Question

Two steel spheres of radius $r$ and $2r$ are made to touch each other. The distance of their center of mass from their point of contact is:
A) at a distance $\dfrac{{8r}}{3}$ in the bigger space
B) at a distance $\dfrac{r}{3}$ in the smaller sphere
C) at a distance $\dfrac{{5r}}{3}$ in the bigger sphere
D) at a distance $\dfrac{r}{3}$ in the bigger sphere

Answer 1

Hint: Use the formula of the centre of mass and substitute the centre of mass of the two spheres in it. Use the formula to calculate the value of the mass and get substituted in the above formed equation. The simplification of it provides the result.

Formula used:
(1) The density is given by
$\rho = \dfrac{m}{V}$
Where $\rho $ is the density of the spheres, $m$ is the mass of the spheres and $V$ is the volume of the spheres.
(2) The centre of mass is given by
$CM = \dfrac{{{m_1}{x_1} + {m_2}{x_2}}}{{{m_1} + {m_2}}}$
Where ${m_1}\,and\,{m_2}$ are the masses of the two spheres and the ${x_1}\,and\,{x_2}$ are the distance of the centre of mass from the point of contact.

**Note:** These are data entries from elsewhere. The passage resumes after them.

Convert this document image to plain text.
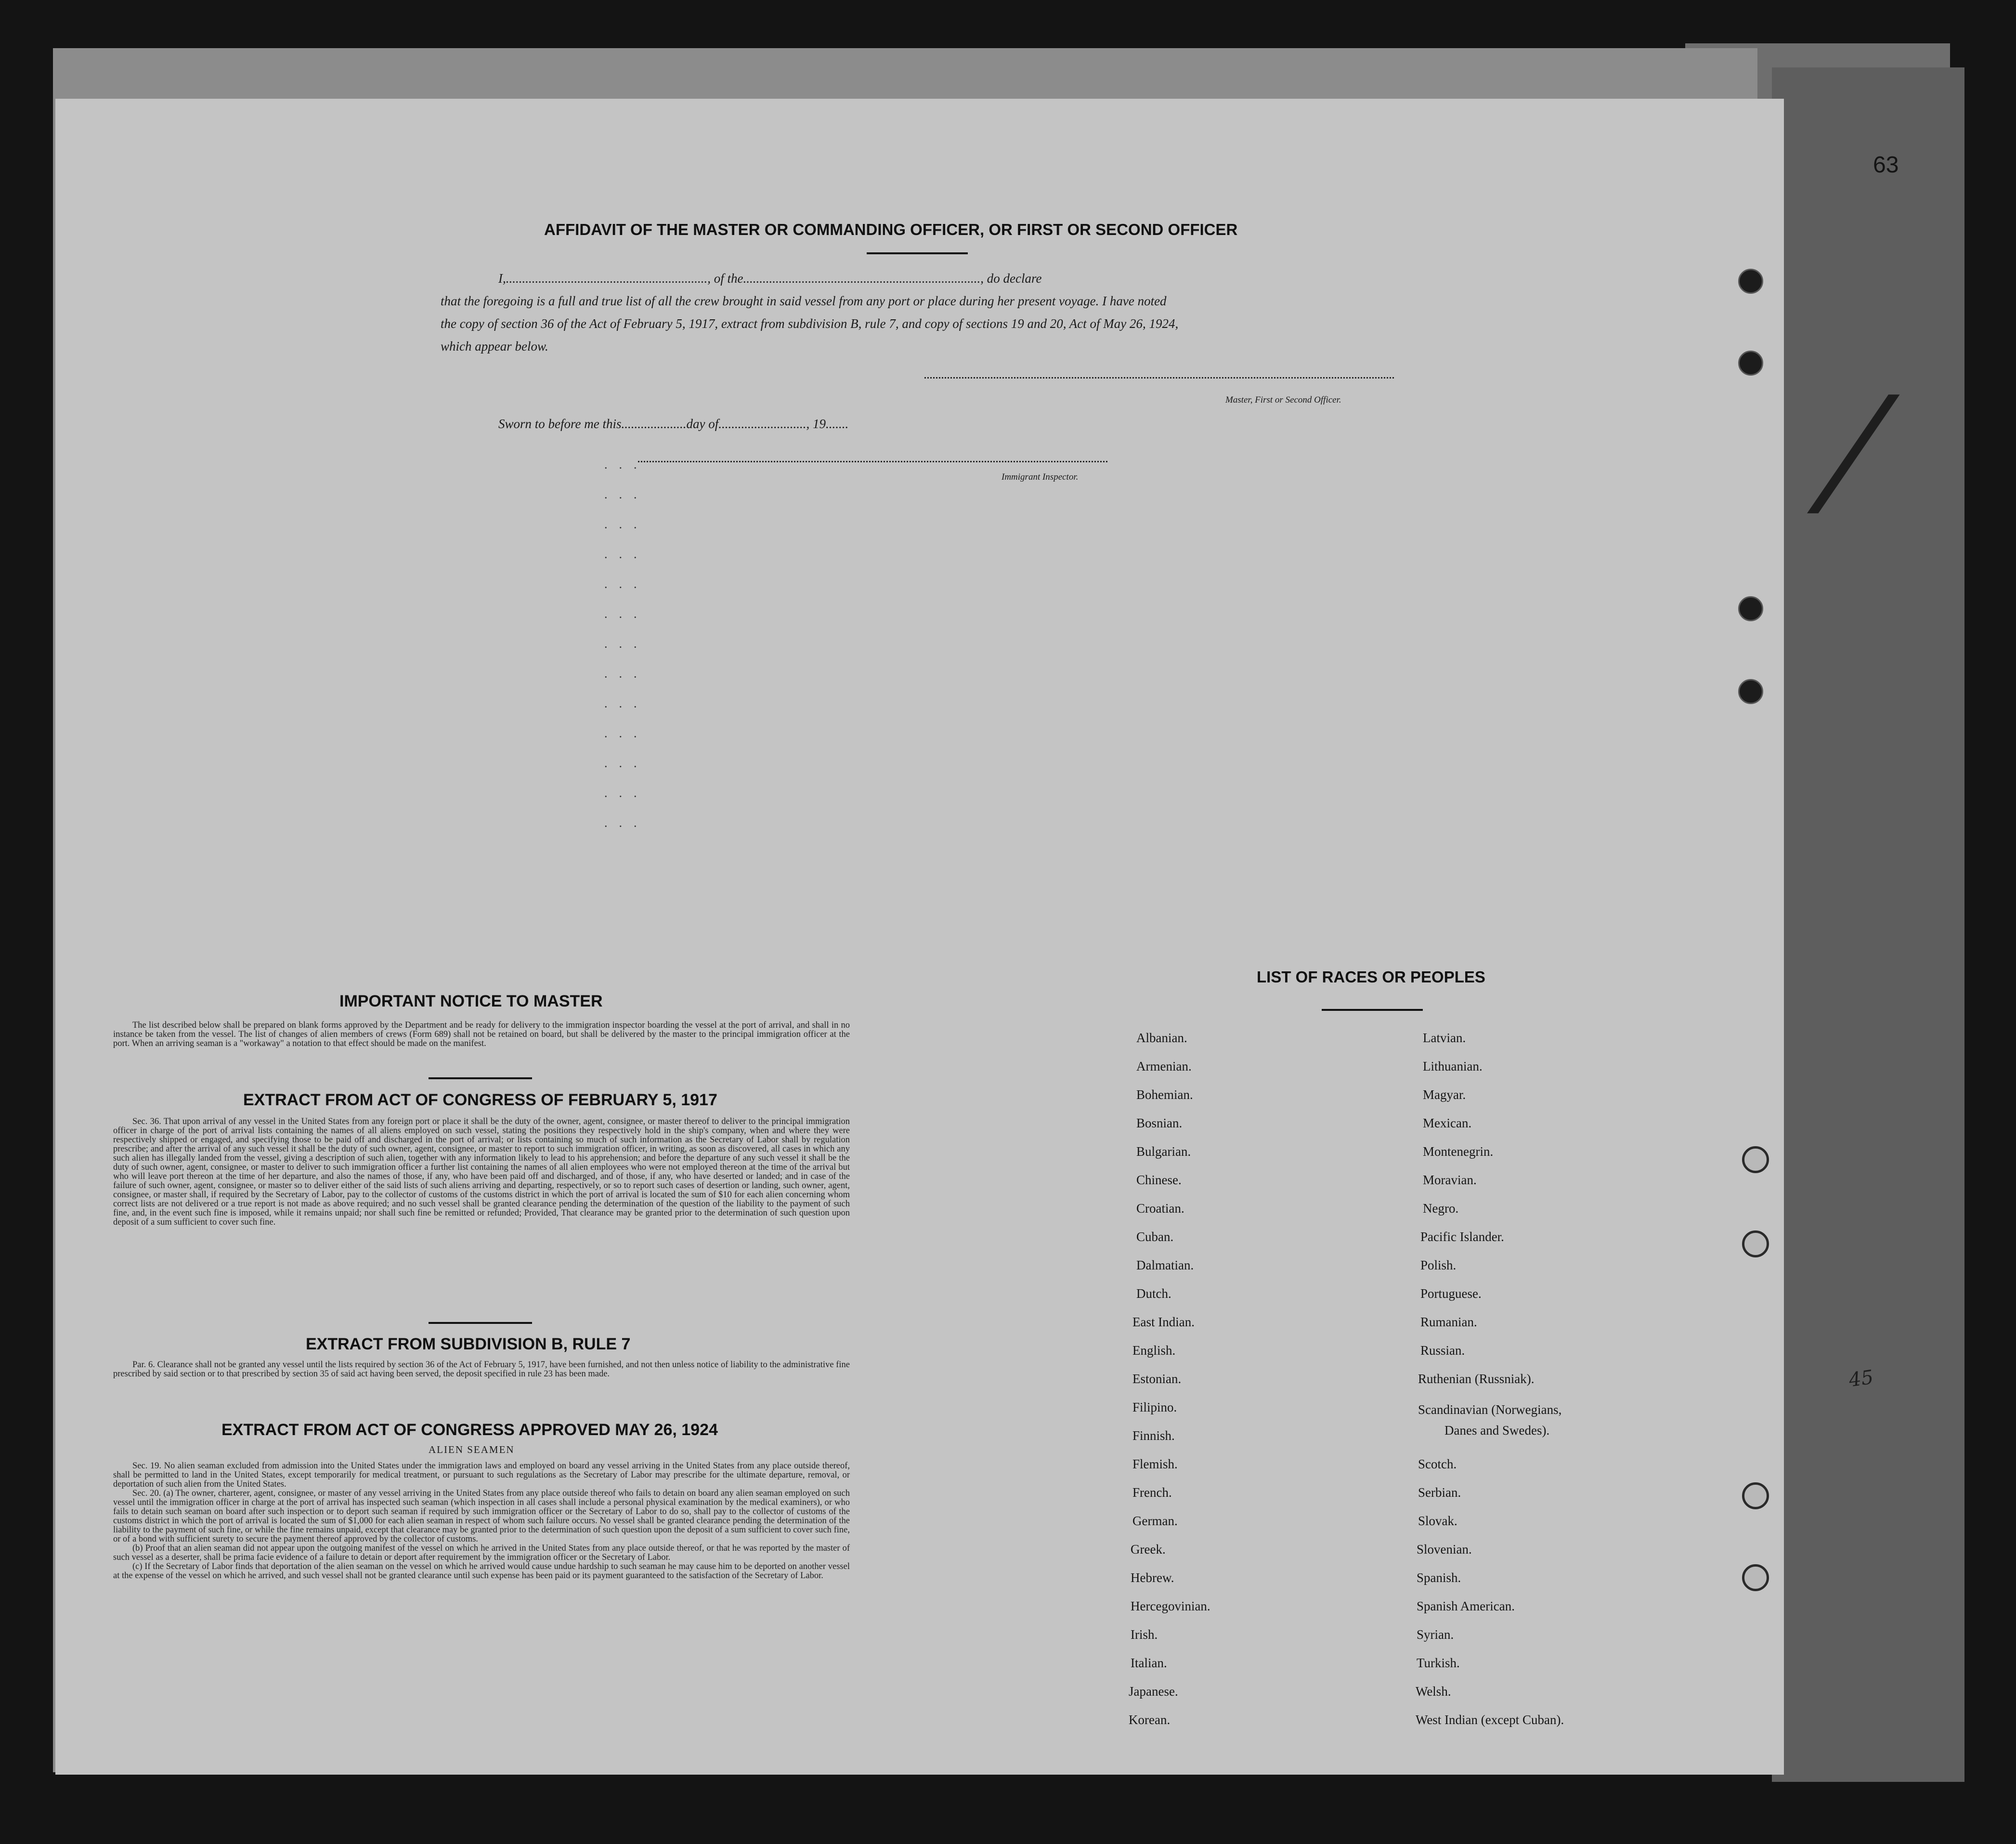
63
/
45
AFFIDAVIT OF THE MASTER OR COMMANDING OFFICER, OR FIRST OR SECOND OFFICER
I,.............................................................., of the........................................................................., do declare
that the foregoing is a full and true list of all the crew brought in said vessel from any port or place during her present voyage. I have noted
the copy of section 36 of the Act of February 5, 1917, extract from subdivision B, rule 7, and copy of sections 19 and 20, Act of May 26, 1924,
which appear below.
Master, First or Second Officer.
Sworn to before me this....................day of..........................., 19.......
Immigrant Inspector.
...
...
...
...
...
...
...
...
...
...
...
...
...
IMPORTANT NOTICE TO MASTER

The list described below shall be prepared on blank forms approved by the Department and be ready for delivery to the immigration inspector boarding the vessel at the port of arrival, and shall in no instance be taken from the vessel. The list of changes of alien members of crews (Form 689) shall not be retained on board, but shall be delivered by the master to the principal immigration officer at the port. When an arriving seaman is a "workaway" a notation to that effect should be made on the manifest.

EXTRACT FROM ACT OF CONGRESS OF FEBRUARY 5, 1917

Sec. 36. That upon arrival of any vessel in the United States from any foreign port or place it shall be the duty of the owner, agent, consignee, or master thereof to deliver to the principal immigration officer in charge of the port of arrival lists containing the names of all aliens employed on such vessel, stating the positions they respectively hold in the ship's company, when and where they were respectively shipped or engaged, and specifying those to be paid off and discharged in the port of arrival; or lists containing so much of such information as the Secretary of Labor shall by regulation prescribe; and after the arrival of any such vessel it shall be the duty of such owner, agent, consignee, or master to report to such immigration officer, in writing, as soon as discovered, all cases in which any such alien has illegally landed from the vessel, giving a description of such alien, together with any information likely to lead to his apprehension; and before the departure of any such vessel it shall be the duty of such owner, agent, consignee, or master to deliver to such immigration officer a further list containing the names of all alien employees who were not employed thereon at the time of the arrival but who will leave port thereon at the time of her departure, and also the names of those, if any, who have been paid off and discharged, and of those, if any, who have deserted or landed; and in case of the failure of such owner, agent, consignee, or master so to deliver either of the said lists of such aliens arriving and departing, respectively, or so to report such cases of desertion or landing, such owner, agent, consignee, or master shall, if required by the Secretary of Labor, pay to the collector of customs of the customs district in which the port of arrival is located the sum of $10 for each alien concerning whom correct lists are not delivered or a true report is not made as above required; and no such vessel shall be granted clearance pending the determination of the question of the liability to the payment of such fine, and, in the event such fine is imposed, while it remains unpaid; nor shall such fine be remitted or refunded; Provided, That clearance may be granted prior to the determination of such question upon deposit of a sum sufficient to cover such fine.

EXTRACT FROM SUBDIVISION B, RULE 7

Par. 6. Clearance shall not be granted any vessel until the lists required by section 36 of the Act of February 5, 1917, have been furnished, and not then unless notice of liability to the administrative fine prescribed by said section or to that prescribed by section 35 of said act having been served, the deposit specified in rule 23 has been made.

EXTRACT FROM ACT OF CONGRESS APPROVED MAY 26, 1924
ALIEN SEAMEN

Sec. 19. No alien seaman excluded from admission into the United States under the immigration laws and employed on board any vessel arriving in the United States from any place outside thereof, shall be permitted to land in the United States, except temporarily for medical treatment, or pursuant to such regulations as the Secretary of Labor may prescribe for the ultimate departure, removal, or deportation of such alien from the United States.

Sec. 20. (a) The owner, charterer, agent, consignee, or master of any vessel arriving in the United States from any place outside thereof who fails to detain on board any alien seaman employed on such vessel until the immigration officer in charge at the port of arrival has inspected such seaman (which inspection in all cases shall include a personal physical examination by the medical examiners), or who fails to detain such seaman on board after such inspection or to deport such seaman if required by such immigration officer or the Secretary of Labor to do so, shall pay to the collector of customs of the customs district in which the port of arrival is located the sum of $1,000 for each alien seaman in respect of whom such failure occurs. No vessel shall be granted clearance pending the determination of the liability to the payment of such fine, or while the fine remains unpaid, except that clearance may be granted prior to the determination of such question upon the deposit of a sum sufficient to cover such fine, or of a bond with sufficient surety to secure the payment thereof approved by the collector of customs.

(b) Proof that an alien seaman did not appear upon the outgoing manifest of the vessel on which he arrived in the United States from any place outside thereof, or that he was reported by the master of such vessel as a deserter, shall be prima facie evidence of a failure to detain or deport after requirement by the immigration officer or the Secretary of Labor.

(c) If the Secretary of Labor finds that deportation of the alien seaman on the vessel on which he arrived would cause undue hardship to such seaman he may cause him to be deported on another vessel at the expense of the vessel on which he arrived, and such vessel shall not be granted clearance until such expense has been paid or its payment guaranteed to the satisfaction of the Secretary of Labor.

LIST OF RACES OR PEOPLES
Albanian.
Armenian.
Bohemian.
Bosnian.
Bulgarian.
Chinese.
Croatian.
Cuban.
Dalmatian.
Dutch.
East Indian.
English.
Estonian.
Filipino.
Finnish.
Flemish.
French.
German.
Greek.
Hebrew.
Hercegovinian.
Irish.
Italian.
Japanese.
Korean.
Latvian.
Lithuanian.
Magyar.
Mexican.
Montenegrin.
Moravian.
Negro.
Pacific Islander.
Polish.
Portuguese.
Rumanian.
Russian.
Ruthenian (Russniak).
Scandinavian (Norwegians,
Danes and Swedes).
Scotch.
Serbian.
Slovak.
Slovenian.
Spanish.
Spanish American.
Syrian.
Turkish.
Welsh.
West Indian (except Cuban).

Complete step by step solution:
It is given that the
Radius of the first sphere is $r$
Radius of the second sphere is $2r$
It is known that the centre of mass of the first sphere is $0$ and the centre of mas of the second sphere is $3r$ .
Using the formula (2) of the centre of mass,
$\Rightarrow CM = \dfrac{{{m_1}{x_1} + {m_2}{x_2}}}{{{m_1} + {m_2}}}$
Substituting the known values in the above step,
$\Rightarrow CM = \dfrac{{{m_1}\left( 0 \right) + {m_2}\left( {3r} \right)}}{{{m_1} + {m_2}}}$
Substituting the formula (1) by rearranging it in the above step.
$\Rightarrow CM = \dfrac{{\rho \dfrac{4}{3}\pi {{\left( {2r} \right)}^3}\left( {3r} \right)}}{{\rho \dfrac{4}{3}\pi {{\left( {2r} \right)}^3} + \rho \dfrac{4}{3}\pi {{\left( r \right)}^3}}}$
By simplifying the above equation, we get
$\Rightarrow CM = \dfrac{3}{9}r$
By further simplification,
$\Rightarrow CM = \dfrac{r}{3}$
Hence the centre of mass is located at a distance of $\dfrac{r}{3}$ from the centre.

Hence the option (D) is correct.

Note: The mass is the product of the density and the volume (from formula (1)) . The given figure is the sphere, hence the volume is $\dfrac{4}{3}\pi {r^3}$. The radius is substituted in it and simplified to obtain the value of the coordinates of the centre of mass.